Protokoll der Sitzung vom 01.10.2008

(Abg. Wolfgang Drexler SPD: Wo ist denn das Geld? – Abg. Dr. Hans-Peter Wetzel FDP/DVP: Im Län derfinanzausgleich! – Gegenruf des Abg. Wolfgang Drexler SPD: Das ist der blödeste Zwischenruf! – Zu- ruf der Abg. Ursula Haußmann SPD)

Das ist ganz minimal; dieser Betrag ist in etwa gleich geblieben. Den Rest haben Sie vergraben. Sie haben ihn auf die Seite gelegt und gesagt: Da kommt ja noch ein Wahlkampf 2011; da brauchen wir eine Kriegskasse. Das schlummert jetzt.

(Zuruf des Abg. Dr. Hans-Peter Wetzel FDP/DVP)

Sie hätten aber natürlich auch etwas machen können, z. B. im Bereich der Landesstraßen, nachdem Sie so für Infrastruktur sind. Da muss ich Ihnen entgegenhalten, dass Sie sich an der eigenen Nase packen müssen. Denn wir haben nachgeforscht, wie es um den Zustand der Landesstraßen bestellt ist. Gunter Kaufmann hat z. B. eine Kleine Anfrage zum Zustand der Landesstraßen im Landkreis Rastatt, Drucksache 14/2793, gestellt. Und siehe da, die amtliche Antwort der Landesregierung lautet: Im Landkreis Rastatt und im Stadtkreis BadenBaden gibt es rund 210 km Landesstraßen.

(Zuruf des Abg. Stefan Mappus CDU)

68 % davon seien in schlechtem oder sehr schlechtem Zustand.

(Beifall bei Abgeordneten der SPD – Abg. Wolfgang Drexler SPD: Das ist überall so! Das ist auch bei mir so! – Unruhe bei der SPD)

Dann fragt der Kollege Kaufmann weiter:

Wie viele Streckenkilometer sind mit dem Hinweisschild „Vorsicht Straßenschäden“ ausgeschildert?
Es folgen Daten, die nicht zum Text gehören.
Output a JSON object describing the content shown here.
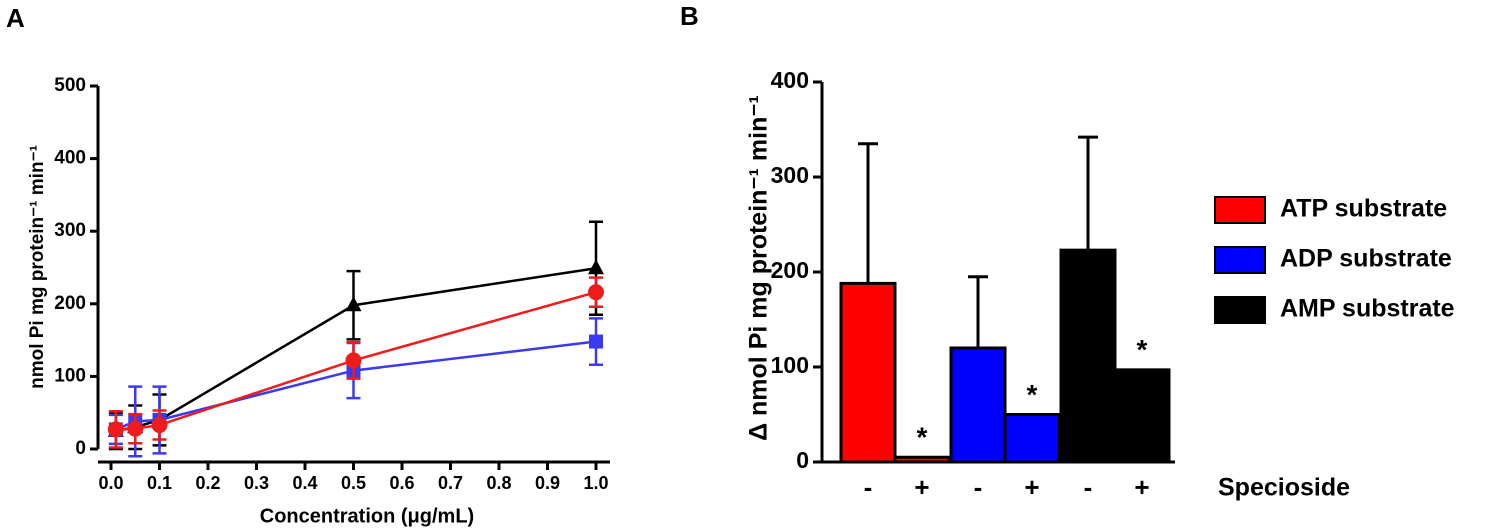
{
  "chart_data": [
    {
      "type": "line",
      "panel_label": "A",
      "x_label": "Concentration (μg/mL)",
      "y_label": "nmol Pi mg protein⁻¹ min⁻¹",
      "x": [
        0.01,
        0.05,
        0.1,
        0.5,
        1
      ],
      "series": [
        {
          "color": "#000000",
          "marker": "triangle",
          "values": [
            25,
            30,
            40,
            198,
            249
          ],
          "errors": [
            25,
            30,
            35,
            47,
            64
          ]
        },
        {
          "color": "#3a3af0",
          "marker": "square",
          "values": [
            27,
            38,
            40,
            108,
            148
          ],
          "errors": [
            20,
            48,
            46,
            38,
            32
          ]
        },
        {
          "color": "#ee1c1c",
          "marker": "circle",
          "values": [
            27,
            28,
            33,
            122,
            216
          ],
          "errors": [
            25,
            20,
            20,
            25,
            20
          ]
        }
      ],
      "xlim": [
        0,
        1
      ],
      "ylim": [
        0,
        500
      ],
      "xticks": [
        {
          "value": 0,
          "label": "0.0"
        },
        0.1,
        0.2,
        0.3,
        0.4,
        0.5,
        0.6,
        0.7,
        0.8,
        0.9,
        {
          "value": 1,
          "label": "1.0"
        }
      ],
      "yticks": [
        0,
        100,
        200,
        300,
        400,
        500
      ]
    },
    {
      "type": "bar",
      "panel_label": "B",
      "x_label": "Specioside",
      "y_label": "Δ nmol Pi mg protein⁻¹ min⁻¹",
      "categories": [
        "-",
        "+"
      ],
      "series": [
        {
          "name": "ATP substrate",
          "color": "#ff0000",
          "values": [
            188,
            5
          ],
          "errors": [
            147,
            null
          ],
          "significance": [
            null,
            "*"
          ]
        },
        {
          "name": "ADP substrate",
          "color": "#0000ff",
          "values": [
            120,
            50
          ],
          "errors": [
            75,
            null
          ],
          "significance": [
            null,
            "*"
          ]
        },
        {
          "name": "AMP substrate",
          "color": "#000000",
          "values": [
            223,
            97
          ],
          "errors": [
            119,
            null
          ],
          "significance": [
            null,
            "*"
          ]
        }
      ],
      "ylim": [
        0,
        400
      ],
      "yticks": [
        0,
        100,
        200,
        300,
        400
      ],
      "legend": "right"
    }
  ]
}
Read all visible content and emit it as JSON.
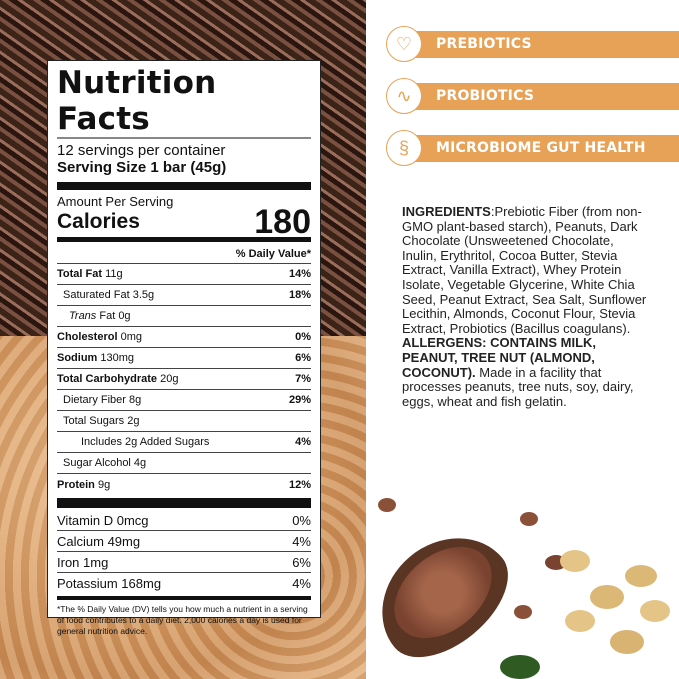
{
  "label": {
    "title": "Nutrition Facts",
    "servings": "12 servings per container",
    "serving_size": "Serving Size 1 bar (45g)",
    "amount_per_serving": "Amount Per Serving",
    "calories_label": "Calories",
    "calories_value": "180",
    "dv_header": "% Daily Value*",
    "rows": [
      {
        "name": "Total Fat",
        "amount": " 11g",
        "dv": "14%",
        "bold": true,
        "indent": 0
      },
      {
        "name": "Saturated Fat 3.5g",
        "amount": "",
        "dv": "18%",
        "bold": false,
        "indent": 1
      },
      {
        "name": "Trans",
        "amount": " Fat 0g",
        "dv": "",
        "bold": false,
        "indent": 2,
        "italic": true
      },
      {
        "name": "Cholesterol",
        "amount": " 0mg",
        "dv": "0%",
        "bold": true,
        "indent": 0
      },
      {
        "name": "Sodium",
        "amount": " 130mg",
        "dv": "6%",
        "bold": true,
        "indent": 0
      },
      {
        "name": "Total Carbohydrate",
        "amount": " 20g",
        "dv": "7%",
        "bold": true,
        "indent": 0
      },
      {
        "name": "Dietary Fiber 8g",
        "amount": "",
        "dv": "29%",
        "bold": false,
        "indent": 1
      },
      {
        "name": "Total Sugars 2g",
        "amount": "",
        "dv": "",
        "bold": false,
        "indent": 1
      },
      {
        "name": "Includes 2g Added Sugars",
        "amount": "",
        "dv": "4%",
        "bold": false,
        "indent": 3
      },
      {
        "name": "Sugar Alcohol  4g",
        "amount": "",
        "dv": "",
        "bold": false,
        "indent": 1
      },
      {
        "name": "Protein",
        "amount": " 9g",
        "dv": "12%",
        "bold": true,
        "indent": 0
      }
    ],
    "minerals": [
      {
        "name": "Vitamin D 0mcg",
        "dv": "0%"
      },
      {
        "name": "Calcium 49mg",
        "dv": "4%"
      },
      {
        "name": "Iron 1mg",
        "dv": "6%"
      },
      {
        "name": "Potassium 168mg",
        "dv": "4%"
      }
    ],
    "footnote": "*The % Daily Value (DV) tells you how much a nutrient in a serving of food contributes to a daily diet. 2,000 calories a day is used for general nutrition advice."
  },
  "benefits": [
    {
      "label": "PREBIOTICS",
      "icon": "waist-check-icon"
    },
    {
      "label": "PROBIOTICS",
      "icon": "bacteria-icon"
    },
    {
      "label": "MICROBIOME GUT HEALTH",
      "icon": "intestine-icon"
    }
  ],
  "ingredients": {
    "heading": "INGREDIENTS",
    "text": ":Prebiotic Fiber (from non-GMO plant-based starch), Peanuts, Dark Chocolate (Unsweetened Chocolate, Inulin, Erythritol, Cocoa Butter, Stevia Extract, Vanilla Extract), Whey Protein Isolate, Vegetable Glycerine, White Chia Seed, Peanut Extract, Sea Salt, Sunflower Lecithin, Almonds, Coconut Flour, Stevia Extract, Probiotics (Bacillus coagulans). ",
    "allergens": "ALLERGENS: CONTAINS MILK, PEANUT, TREE NUT (ALMOND, COCONUT).",
    "facility": " Made in a facility that processes peanuts, tree nuts, soy, dairy, eggs, wheat and fish gelatin."
  },
  "colors": {
    "accent": "#e7a257",
    "chocolate": "#4a2c20",
    "peanut_butter": "#d9a06a"
  }
}
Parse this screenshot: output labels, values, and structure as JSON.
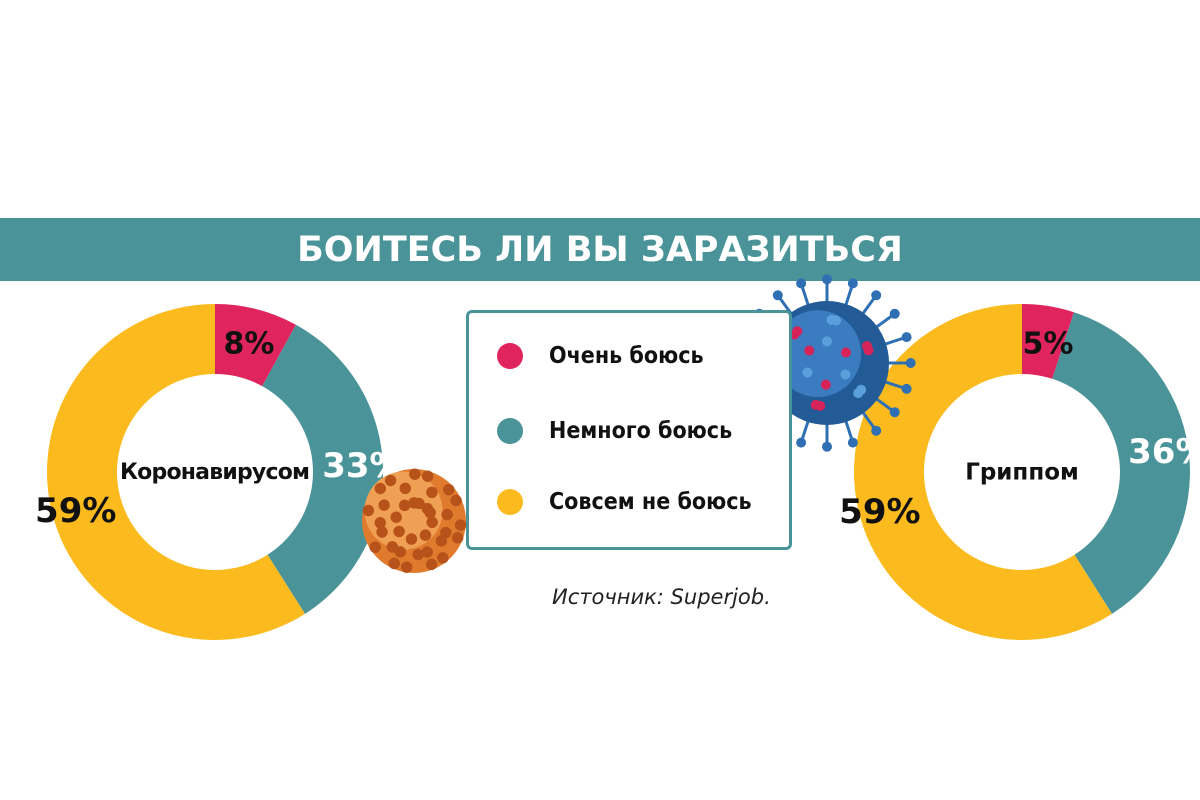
{
  "title": "БОИТЕСЬ ЛИ ВЫ ЗАРАЗИТЬСЯ",
  "source": "Источник: Superjob.",
  "colors": {
    "banner": "#4a9499",
    "very_afraid": "#e0245e",
    "somewhat_afraid": "#4a9499",
    "not_afraid": "#fbbb1e"
  },
  "icons": [
    "coronavirus-particle-icon",
    "flu-virus-particle-icon"
  ],
  "chart_data": [
    {
      "type": "pie",
      "title": "Коронавирусом",
      "categories": [
        "Очень боюсь",
        "Немного боюсь",
        "Совсем не боюсь"
      ],
      "values": [
        8,
        33,
        59
      ],
      "labels": [
        "8%",
        "33%",
        "59%"
      ],
      "colors": [
        "#e0245e",
        "#4a9499",
        "#fbbb1e"
      ]
    },
    {
      "type": "pie",
      "title": "Гриппом",
      "categories": [
        "Очень боюсь",
        "Немного боюсь",
        "Совсем не боюсь"
      ],
      "values": [
        5,
        36,
        59
      ],
      "labels": [
        "5%",
        "36%",
        "59%"
      ],
      "colors": [
        "#e0245e",
        "#4a9499",
        "#fbbb1e"
      ]
    }
  ],
  "legend": [
    {
      "label": "Очень боюсь",
      "color": "#e0245e"
    },
    {
      "label": "Немного боюсь",
      "color": "#4a9499"
    },
    {
      "label": "Совсем не боюсь",
      "color": "#fbbb1e"
    }
  ]
}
Amtliche Antwort: ein Drittel. So ist es im ganzen Land. Im ganzen Land verkommt das Landesstraßennetz, weil Sie nicht bereit sind, die notwendigen Mittel in die Hand zu nehmen, um das in Ordnung zu bringen.

(Beifall bei der SPD – Zuruf des Abg. Jürgen Walter GRÜNE)

Beispiel Sicherheit: Sie sagen, Sicherheit sei Ihnen ein hohes Gut. Wenn Sie in die Polizeireviere hinausgehen, dann merken Sie, dass überall 20 % der Stellen nicht besetzt sind.

(Abg. Ingo Rust und Abg. Martin Rivoir SPD: So ist es!)

Und Sie kürzen noch obendrauf. Dann sagen Sie, Sie wollten auf neue Herausforderungen schnell reagieren und nichts zulassen. Eine neue Herausforderung ist die Computer- und Internetkriminalität. Sie haben 100 EDV-Spezialisten angekündigt. Wo sind sie? Kein einziger ist da.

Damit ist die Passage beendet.